Et soudain, David Rost sort de la fenêtre. Le fondateur de Myty Group AG, l'un des groupes d'agences à la croissance la plus rapide d'Europe, n'est pas très à l'aise avec le contexte de co-working pour la séance photo prévue ; on a l'impression que tout cela est un peu trop cliché pour lui, trop mis en scène. Baby-foot, mood-boards, sièges colorés : on a déjà souvent vu cela sur des portraits de fondateurs. On passe donc sans hésiter par la fenêtre, dans la cour intérieure glaciale - qui n'est explicitement pas ouverte aux utilisateurs du co-working - et qui séduit par son caractère industriel plutôt brut. Le journaliste et le photographe ont du mal à suivre, les gens dans les bureaux environnants assistent au spectacle avec intérêt. Puis David Rost se positionne au centre de l'action, un sourire aux lèvres. "Voilà", dit-il, "maintenant, nous pouvons commencer".
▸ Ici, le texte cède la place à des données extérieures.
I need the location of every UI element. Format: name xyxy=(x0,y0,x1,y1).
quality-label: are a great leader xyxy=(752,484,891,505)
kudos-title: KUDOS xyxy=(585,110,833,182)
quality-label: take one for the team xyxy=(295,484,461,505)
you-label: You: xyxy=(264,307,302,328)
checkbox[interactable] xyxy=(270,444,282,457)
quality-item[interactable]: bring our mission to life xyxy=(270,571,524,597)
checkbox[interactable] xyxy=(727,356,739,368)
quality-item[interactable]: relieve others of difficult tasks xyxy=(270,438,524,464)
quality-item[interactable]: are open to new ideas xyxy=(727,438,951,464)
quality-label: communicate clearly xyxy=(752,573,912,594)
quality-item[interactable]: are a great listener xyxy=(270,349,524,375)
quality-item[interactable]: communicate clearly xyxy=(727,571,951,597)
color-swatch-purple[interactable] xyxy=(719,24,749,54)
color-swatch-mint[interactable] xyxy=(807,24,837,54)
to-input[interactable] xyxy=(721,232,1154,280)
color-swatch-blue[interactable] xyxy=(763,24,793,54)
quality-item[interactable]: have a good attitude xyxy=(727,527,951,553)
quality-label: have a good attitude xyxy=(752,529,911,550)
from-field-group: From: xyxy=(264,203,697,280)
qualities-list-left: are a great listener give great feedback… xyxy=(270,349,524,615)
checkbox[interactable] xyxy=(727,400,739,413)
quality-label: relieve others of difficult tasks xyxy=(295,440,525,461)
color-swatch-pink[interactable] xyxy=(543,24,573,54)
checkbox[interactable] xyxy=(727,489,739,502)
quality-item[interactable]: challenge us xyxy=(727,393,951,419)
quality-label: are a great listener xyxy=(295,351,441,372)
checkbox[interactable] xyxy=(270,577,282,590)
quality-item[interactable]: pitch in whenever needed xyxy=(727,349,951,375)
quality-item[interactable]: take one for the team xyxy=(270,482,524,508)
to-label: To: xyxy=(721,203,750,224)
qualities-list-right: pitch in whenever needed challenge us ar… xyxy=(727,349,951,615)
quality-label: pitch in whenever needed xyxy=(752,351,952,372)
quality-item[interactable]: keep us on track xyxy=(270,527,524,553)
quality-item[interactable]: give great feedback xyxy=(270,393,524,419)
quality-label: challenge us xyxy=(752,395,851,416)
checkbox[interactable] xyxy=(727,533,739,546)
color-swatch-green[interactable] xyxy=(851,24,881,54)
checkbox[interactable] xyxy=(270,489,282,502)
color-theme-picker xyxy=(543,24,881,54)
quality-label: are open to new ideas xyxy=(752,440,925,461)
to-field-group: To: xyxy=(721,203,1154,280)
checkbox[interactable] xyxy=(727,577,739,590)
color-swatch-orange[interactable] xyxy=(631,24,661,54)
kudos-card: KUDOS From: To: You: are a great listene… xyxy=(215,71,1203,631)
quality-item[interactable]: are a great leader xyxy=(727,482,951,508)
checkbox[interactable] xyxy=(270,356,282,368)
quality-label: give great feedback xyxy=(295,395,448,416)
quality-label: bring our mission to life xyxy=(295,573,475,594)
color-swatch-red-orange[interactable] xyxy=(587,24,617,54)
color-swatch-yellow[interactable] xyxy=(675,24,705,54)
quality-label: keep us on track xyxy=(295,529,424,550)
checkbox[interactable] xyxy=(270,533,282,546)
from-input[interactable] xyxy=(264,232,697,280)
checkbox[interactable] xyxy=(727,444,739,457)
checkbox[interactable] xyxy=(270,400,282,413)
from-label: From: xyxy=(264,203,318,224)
Un homme qui fait les choses différemment
L'anecdote correspond à l'esquisse que le présent article va tracer de l'entrepreneur : Rost ne se soucie pas particulièrement des conventions, il les transcende ; mais il le fait sans arrogance ni mégalomanie, mais avec charme et une énorme rapidité. Il agit et pense si vite qu'on a parfois du mal à le suivre, mais on prend aussi plaisir à l'observer.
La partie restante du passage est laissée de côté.